Judul: Mendobrak Sentralisme Ekonomi Indonesia 1986-1992 

Penulis: Rizal Mallarangeng 

Penerjemah: Martin Aleida 

Penerbit: Kepustakaan Populer Gramedia, Jakarta 

Cetakan: Ketiga, 2008 

Tebal: xl+268 hal.; 14 cm x 21 cm 

ISBN: 978-979-9023-71-1 

Disertasi Rizal Mallarangeng di Kampus Ohio State University (OSU), Amerika Serikat ini berjudul asli “Liberalizing New Order Indonesia: Ideas, Epistemic Community, and Economic Policy Change, 1986-1992.” Disertasi ini, yang kemudian setelah dialih-bahasakan menjadi sebuah buku berjudul “Mendobrak Sentralisme Ekonomi,” tampaknya berhasrat menjadi warta historis perjalanan ekonomi Indonesia selama kurun waktu 1986-1992. Masa ketika Soeharto kerap digambarkan sedang di puncak hegemoninya, kurun sentralnya peran negara dalam menentukan arah perjalanan bangsa dan negara.  

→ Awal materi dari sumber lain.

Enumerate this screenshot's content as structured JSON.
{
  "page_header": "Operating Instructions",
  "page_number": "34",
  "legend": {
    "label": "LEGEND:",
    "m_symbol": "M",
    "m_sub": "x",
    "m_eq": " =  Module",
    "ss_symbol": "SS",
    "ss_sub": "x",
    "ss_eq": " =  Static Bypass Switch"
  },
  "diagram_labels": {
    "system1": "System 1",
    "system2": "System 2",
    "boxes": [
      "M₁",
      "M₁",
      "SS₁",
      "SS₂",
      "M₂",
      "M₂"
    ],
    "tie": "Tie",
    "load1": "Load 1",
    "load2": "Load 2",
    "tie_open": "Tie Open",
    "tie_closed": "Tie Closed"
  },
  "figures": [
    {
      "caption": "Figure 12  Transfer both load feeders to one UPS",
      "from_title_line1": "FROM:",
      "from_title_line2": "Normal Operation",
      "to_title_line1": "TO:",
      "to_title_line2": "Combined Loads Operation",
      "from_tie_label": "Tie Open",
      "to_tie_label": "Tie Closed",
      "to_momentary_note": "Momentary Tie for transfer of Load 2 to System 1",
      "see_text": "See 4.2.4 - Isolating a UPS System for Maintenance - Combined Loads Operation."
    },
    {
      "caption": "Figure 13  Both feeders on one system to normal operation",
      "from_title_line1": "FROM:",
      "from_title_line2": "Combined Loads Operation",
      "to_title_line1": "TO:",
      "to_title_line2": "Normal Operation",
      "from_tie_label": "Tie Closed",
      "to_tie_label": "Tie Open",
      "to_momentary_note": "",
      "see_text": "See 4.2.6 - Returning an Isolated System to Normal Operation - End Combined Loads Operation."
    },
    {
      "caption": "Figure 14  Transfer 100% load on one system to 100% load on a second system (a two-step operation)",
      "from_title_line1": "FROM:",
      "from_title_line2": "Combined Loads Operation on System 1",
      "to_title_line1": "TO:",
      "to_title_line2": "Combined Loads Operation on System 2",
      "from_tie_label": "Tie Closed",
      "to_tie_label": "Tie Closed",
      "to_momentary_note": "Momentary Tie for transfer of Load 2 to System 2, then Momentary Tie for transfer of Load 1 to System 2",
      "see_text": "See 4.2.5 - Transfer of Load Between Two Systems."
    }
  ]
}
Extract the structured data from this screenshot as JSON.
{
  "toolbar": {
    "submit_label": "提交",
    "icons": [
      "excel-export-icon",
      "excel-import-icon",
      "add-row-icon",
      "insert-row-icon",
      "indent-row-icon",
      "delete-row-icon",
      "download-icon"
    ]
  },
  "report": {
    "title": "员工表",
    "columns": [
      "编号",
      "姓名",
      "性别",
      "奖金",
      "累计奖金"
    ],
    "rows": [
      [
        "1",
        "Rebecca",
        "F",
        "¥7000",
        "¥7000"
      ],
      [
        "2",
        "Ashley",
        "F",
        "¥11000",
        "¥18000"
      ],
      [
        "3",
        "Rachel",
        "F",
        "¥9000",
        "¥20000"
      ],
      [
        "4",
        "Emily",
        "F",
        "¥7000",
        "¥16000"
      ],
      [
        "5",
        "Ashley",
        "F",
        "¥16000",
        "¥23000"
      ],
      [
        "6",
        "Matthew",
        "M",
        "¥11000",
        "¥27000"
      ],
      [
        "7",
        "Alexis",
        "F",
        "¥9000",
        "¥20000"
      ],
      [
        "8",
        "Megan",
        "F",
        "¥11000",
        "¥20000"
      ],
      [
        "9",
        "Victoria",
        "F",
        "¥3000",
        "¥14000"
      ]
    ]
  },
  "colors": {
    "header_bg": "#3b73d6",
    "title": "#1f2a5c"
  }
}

Tidak saja pada bangunan teoritik studinya, gramatikal penulisan yang digunakan oleh Rizal juga terkesan jauh dari angker bahasa yang biasanya ditampilkan suatu karya tertinggi akademik. Dalam alinea-alinea lanjutannya, buku ini tidak saja (sekadar) memotret dinginnya teknis perdebatan ekonomi, namun juga menyoal kompleksitas kebijakan negara, termasuk aktor-aktor terlibat di dalamnya. Buku ini pantas disebut sebagai karya non-mainstream, yang tidak sekadar menjelaskan teorema. Justru sebaliknya sarat dengan variabel nonekonomi. Rizal bahkan tidak saja hendak keluar dari pertarungan operasional, malah lebih jauh memasukkan variabel yang terkesan tidak ekonomistik, tentang pentingnya ide-ide. Tentang peran penting sekelompok orang yang dia sebut dengan komunitas epistemik, lebih tepatnya epistemis liberal. 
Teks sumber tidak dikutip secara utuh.